One could never meet or speak to Vajpayee though one did a radio feature on him when he was still alive; but was in no position to give an interview. For the programme one spoke to a number of leaders and media persons who knew him personally or those who were his associates. Those interviews brought to light certain hitherto unknown facets of Vajpayee’s many splendored personality as a good human being. L K Advani, the co- founder of the Bharatiya Janata Party and close associate for over six decades shared Vajpayee’s love for food, especially sweets and revealed that he would himself often cook some of the most delicious ‘Kichadi’ ! Veteran journalist and former member of the Rajya Sabha H K Dua narrated how he had taken Vajpayee for a ride! Once Vajpayee was stuck somewhere and was waiting for some transport to go to the BJP Headquarters. Dua came on his scooter and asked Vajpayee whether he would like a lift. Vajpayee just jumped on the pillion and Dua dropped him at the BJP Headquarters. Many leaders and admirers waiting there were amused at the sight of Vajpayee alighting from the pillion of Dua’s scooter. Someone commented that this was news for the newspapers and suggested certain headlines. Dua however quipped that the newspaper headlines the next day would be, “Dua takes Vajpayee for a ride”! Vajpayee had a hearty laughter.
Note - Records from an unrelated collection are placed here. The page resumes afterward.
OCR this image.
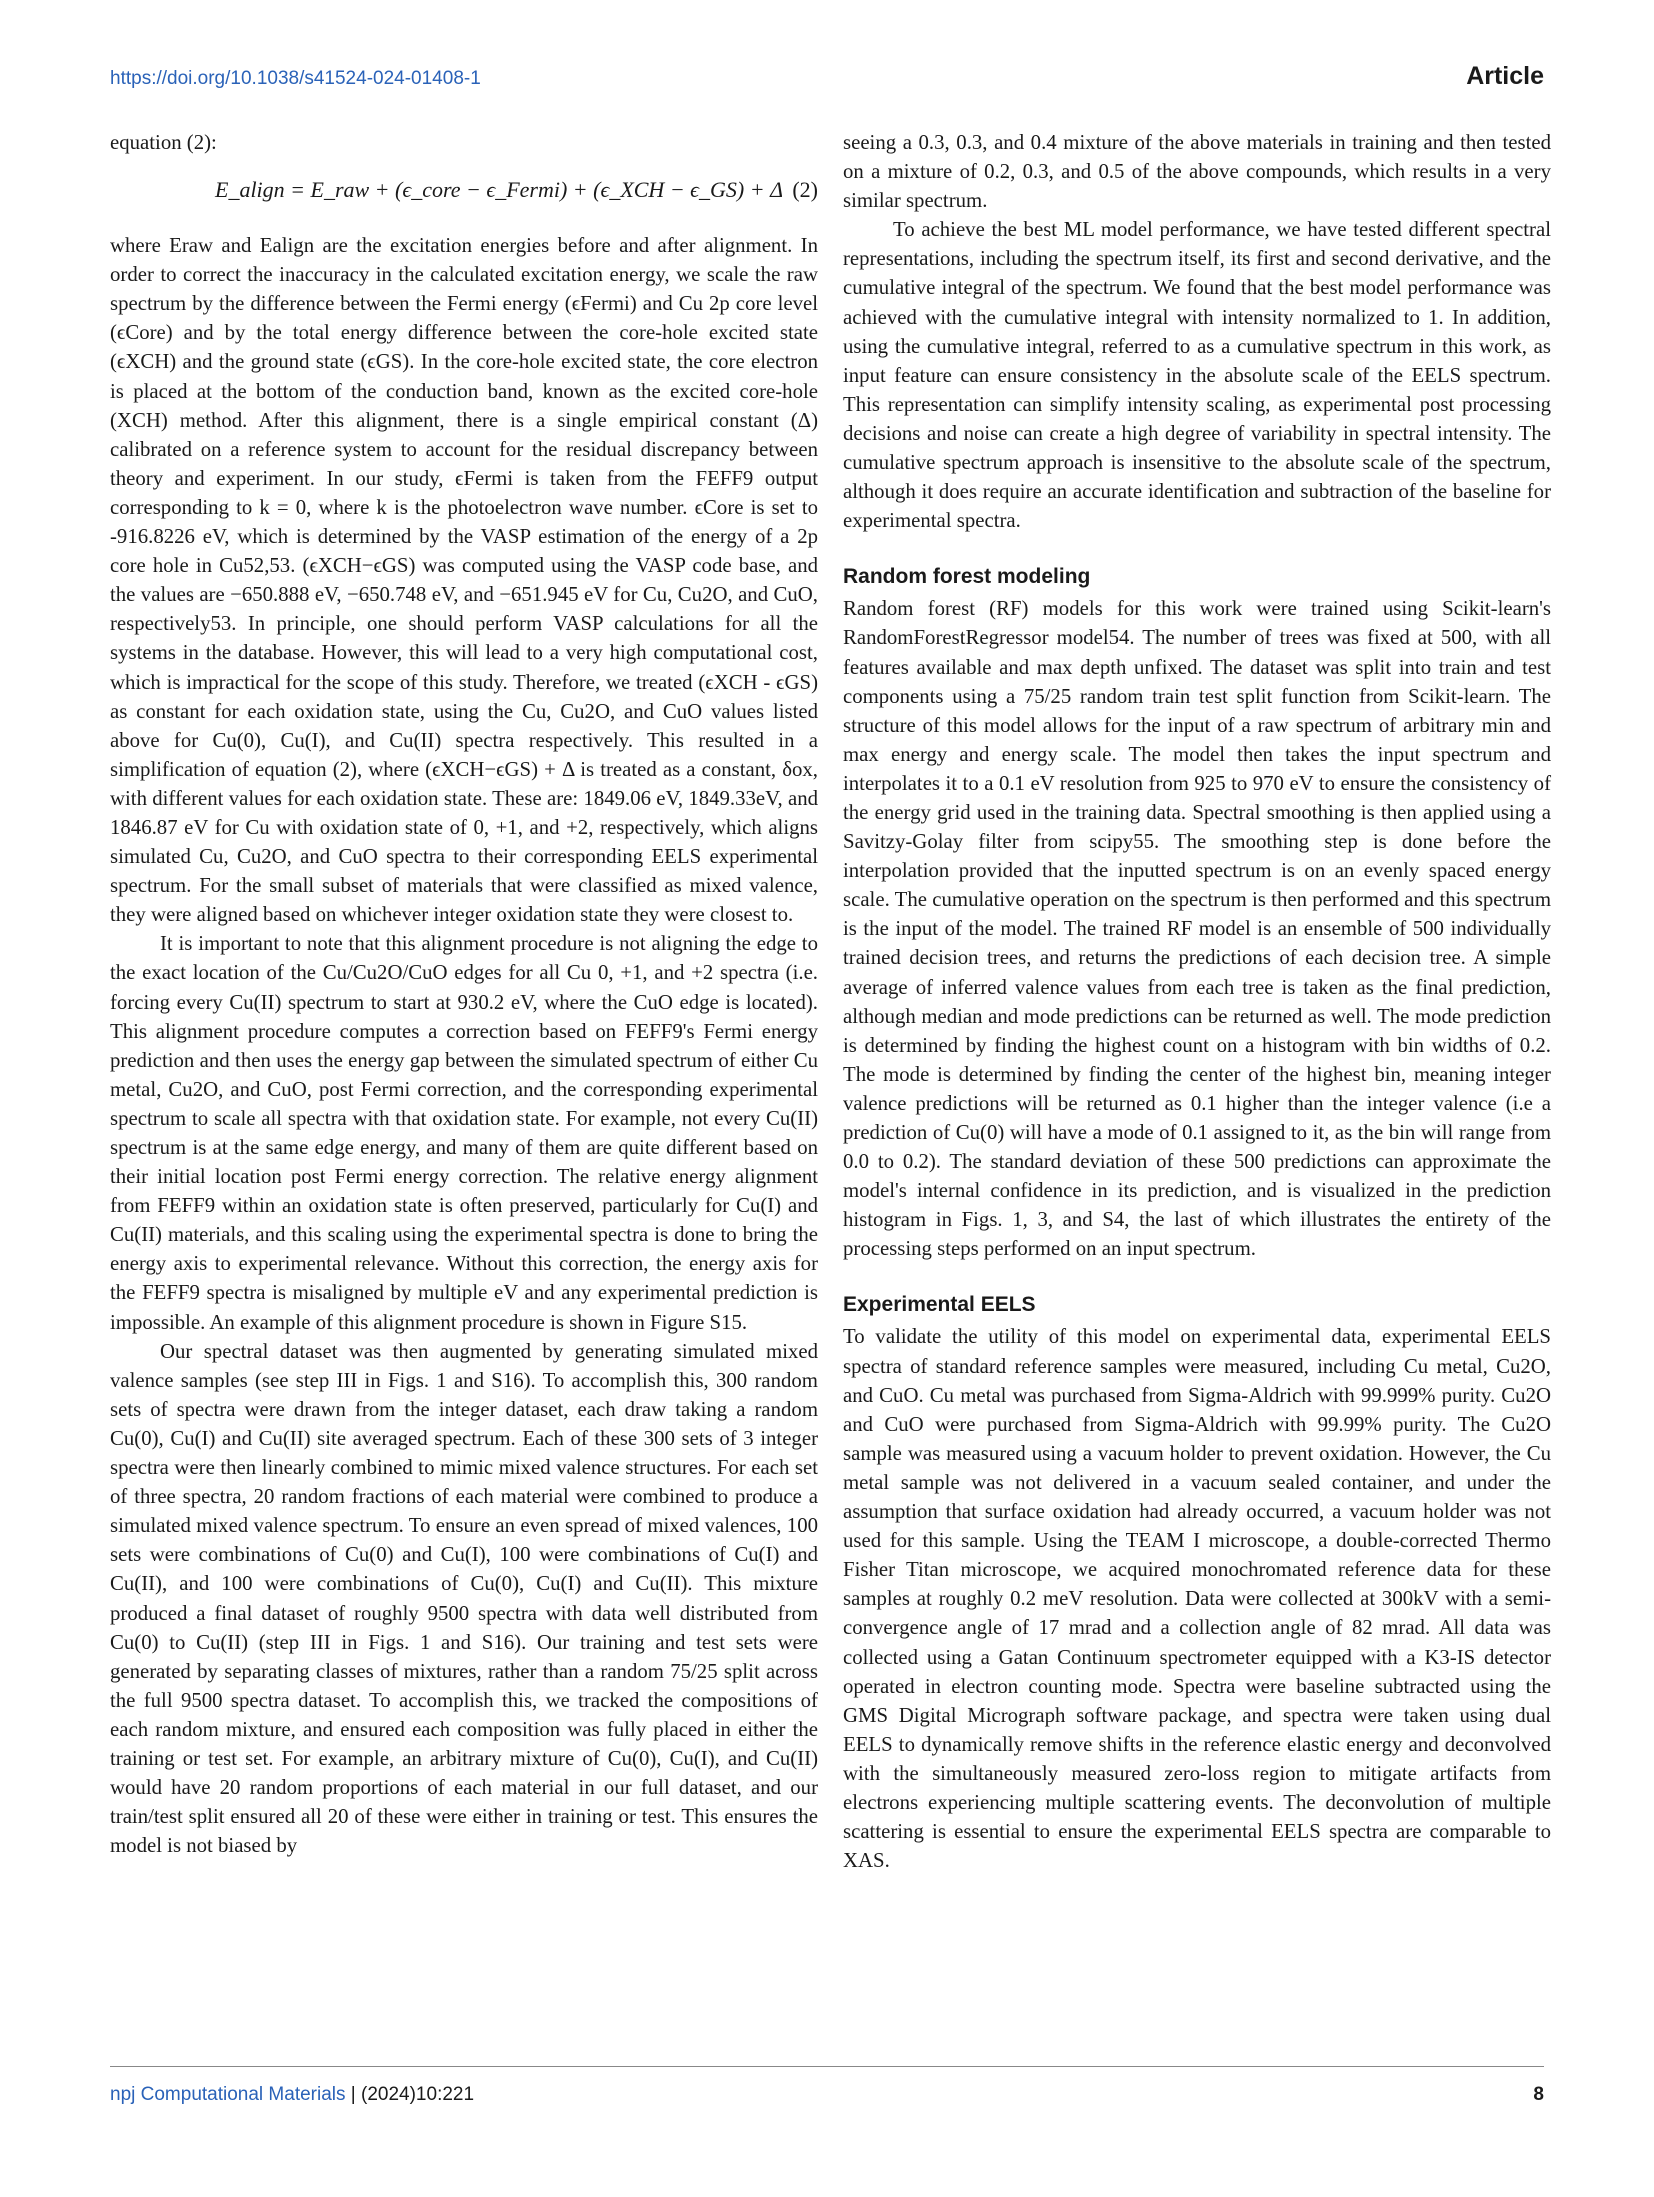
https://doi.org/10.1038/s41524-024-01408-1	Article

equation (2):

E_align = E_raw + (ϵ_core − ϵ_Fermi) + (ϵ_XCH − ϵ_GS) + Δ (2)

where Eraw and Ealign are the excitation energies before and after alignment. In order to correct the inaccuracy in the calculated excitation energy, we scale the raw spectrum by the difference between the Fermi energy (ϵFermi) and Cu 2p core level (ϵCore) and by the total energy difference between the core-hole excited state (ϵXCH) and the ground state (ϵGS). In the core-hole excited state, the core electron is placed at the bottom of the conduction band, known as the excited core-hole (XCH) method. After this alignment, there is a single empirical constant (Δ) calibrated on a reference system to account for the residual discrepancy between theory and experiment. In our study, ϵFermi is taken from the FEFF9 output corresponding to k = 0, where k is the photoelectron wave number. ϵCore is set to -916.8226 eV, which is determined by the VASP estimation of the energy of a 2p core hole in Cu52,53. (ϵXCH−ϵGS) was computed using the VASP code base, and the values are −650.888 eV, −650.748 eV, and −651.945 eV for Cu, Cu2O, and CuO, respectively53. In principle, one should perform VASP calculations for all the systems in the database. However, this will lead to a very high computational cost, which is impractical for the scope of this study. Therefore, we treated (ϵXCH - ϵGS) as constant for each oxidation state, using the Cu, Cu2O, and CuO values listed above for Cu(0), Cu(I), and Cu(II) spectra respectively. This resulted in a simplification of equation (2), where (ϵXCH−ϵGS) + Δ is treated as a constant, δox, with different values for each oxidation state. These are: 1849.06 eV, 1849.33eV, and 1846.87 eV for Cu with oxidation state of 0, +1, and +2, respectively, which aligns simulated Cu, Cu2O, and CuO spectra to their corresponding EELS experimental spectrum. For the small subset of materials that were classified as mixed valence, they were aligned based on whichever integer oxidation state they were closest to.

It is important to note that this alignment procedure is not aligning the edge to the exact location of the Cu/Cu2O/CuO edges for all Cu 0, +1, and +2 spectra (i.e. forcing every Cu(II) spectrum to start at 930.2 eV, where the CuO edge is located). This alignment procedure computes a correction based on FEFF9's Fermi energy prediction and then uses the energy gap between the simulated spectrum of either Cu metal, Cu2O, and CuO, post Fermi correction, and the corresponding experimental spectrum to scale all spectra with that oxidation state. For example, not every Cu(II) spectrum is at the same edge energy, and many of them are quite different based on their initial location post Fermi energy correction. The relative energy alignment from FEFF9 within an oxidation state is often preserved, particularly for Cu(I) and Cu(II) materials, and this scaling using the experimental spectra is done to bring the energy axis to experimental relevance. Without this correction, the energy axis for the FEFF9 spectra is misaligned by multiple eV and any experimental prediction is impossible. An example of this alignment procedure is shown in Figure S15.

Our spectral dataset was then augmented by generating simulated mixed valence samples (see step III in Figs. 1 and S16). To accomplish this, 300 random sets of spectra were drawn from the integer dataset, each draw taking a random Cu(0), Cu(I) and Cu(II) site averaged spectrum. Each of these 300 sets of 3 integer spectra were then linearly combined to mimic mixed valence structures. For each set of three spectra, 20 random fractions of each material were combined to produce a simulated mixed valence spectrum. To ensure an even spread of mixed valences, 100 sets were combinations of Cu(0) and Cu(I), 100 were combinations of Cu(I) and Cu(II), and 100 were combinations of Cu(0), Cu(I) and Cu(II). This mixture produced a final dataset of roughly 9500 spectra with data well distributed from Cu(0) to Cu(II) (step III in Figs. 1 and S16). Our training and test sets were generated by separating classes of mixtures, rather than a random 75/25 split across the full 9500 spectra dataset. To accomplish this, we tracked the compositions of each random mixture, and ensured each composition was fully placed in either the training or test set. For example, an arbitrary mixture of Cu(0), Cu(I), and Cu(II) would have 20 random proportions of each material in our full dataset, and our train/test split ensured all 20 of these were either in training or test. This ensures the model is not biased by

seeing a 0.3, 0.3, and 0.4 mixture of the above materials in training and then tested on a mixture of 0.2, 0.3, and 0.5 of the above compounds, which results in a very similar spectrum.

To achieve the best ML model performance, we have tested different spectral representations, including the spectrum itself, its first and second derivative, and the cumulative integral of the spectrum. We found that the best model performance was achieved with the cumulative integral with intensity normalized to 1. In addition, using the cumulative integral, referred to as a cumulative spectrum in this work, as input feature can ensure consistency in the absolute scale of the EELS spectrum. This representation can simplify intensity scaling, as experimental post processing decisions and noise can create a high degree of variability in spectral intensity. The cumulative spectrum approach is insensitive to the absolute scale of the spectrum, although it does require an accurate identification and subtraction of the baseline for experimental spectra.

Random forest modeling

Random forest (RF) models for this work were trained using Scikit-learn's RandomForestRegressor model54. The number of trees was fixed at 500, with all features available and max depth unfixed. The dataset was split into train and test components using a 75/25 random train test split function from Scikit-learn. The structure of this model allows for the input of a raw spectrum of arbitrary min and max energy and energy scale. The model then takes the input spectrum and interpolates it to a 0.1 eV resolution from 925 to 970 eV to ensure the consistency of the energy grid used in the training data. Spectral smoothing is then applied using a Savitzy-Golay filter from scipy55. The smoothing step is done before the interpolation provided that the inputted spectrum is on an evenly spaced energy scale. The cumulative operation on the spectrum is then performed and this spectrum is the input of the model. The trained RF model is an ensemble of 500 individually trained decision trees, and returns the predictions of each decision tree. A simple average of inferred valence values from each tree is taken as the final prediction, although median and mode predictions can be returned as well. The mode prediction is determined by finding the highest count on a histogram with bin widths of 0.2. The mode is determined by finding the center of the highest bin, meaning integer valence predictions will be returned as 0.1 higher than the integer valence (i.e a prediction of Cu(0) will have a mode of 0.1 assigned to it, as the bin will range from 0.0 to 0.2). The standard deviation of these 500 predictions can approximate the model's internal confidence in its prediction, and is visualized in the prediction histogram in Figs. 1, 3, and S4, the last of which illustrates the entirety of the processing steps performed on an input spectrum.

Experimental EELS

To validate the utility of this model on experimental data, experimental EELS spectra of standard reference samples were measured, including Cu metal, Cu2O, and CuO. Cu metal was purchased from Sigma-Aldrich with 99.999% purity. Cu2O and CuO were purchased from Sigma-Aldrich with 99.99% purity. The Cu2O sample was measured using a vacuum holder to prevent oxidation. However, the Cu metal sample was not delivered in a vacuum sealed container, and under the assumption that surface oxidation had already occurred, a vacuum holder was not used for this sample. Using the TEAM I microscope, a double-corrected Thermo Fisher Titan microscope, we acquired monochromated reference data for these samples at roughly 0.2 meV resolution. Data were collected at 300kV with a semi-convergence angle of 17 mrad and a collection angle of 82 mrad. All data was collected using a Gatan Continuum spectrometer equipped with a K3-IS detector operated in electron counting mode. Spectra were baseline subtracted using the GMS Digital Micrograph software package, and spectra were taken using dual EELS to dynamically remove shifts in the reference elastic energy and deconvolved with the simultaneously measured zero-loss region to mitigate artifacts from electrons experiencing multiple scattering events. The deconvolution of multiple scattering is essential to ensure the experimental EELS spectra are comparable to XAS.

npj Computational Materials | (2024)10:221	8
Diplomat turned politician and writer Pawan Verma speaking nostalgically remembered how he met Vajpayee for the translation into English of some of the Prime Ministers poems. He enjoyed doing the translations and read out some of them for the programme. He also said that Vajpayee was a very sensitive poet who wrote with passion; he also recalled Vajpayee’s humility and edifying manners. Vajpayee’s emotion-charged, passionate voice still reverberates in one’s mind, “Haar nahin Manoonga!” [ Won’t accept defeat! ] Yes, he was silent for over 12 years towards the end of his life but the leader in him never accepted defeat. And for millions of Indians, his memories linger on!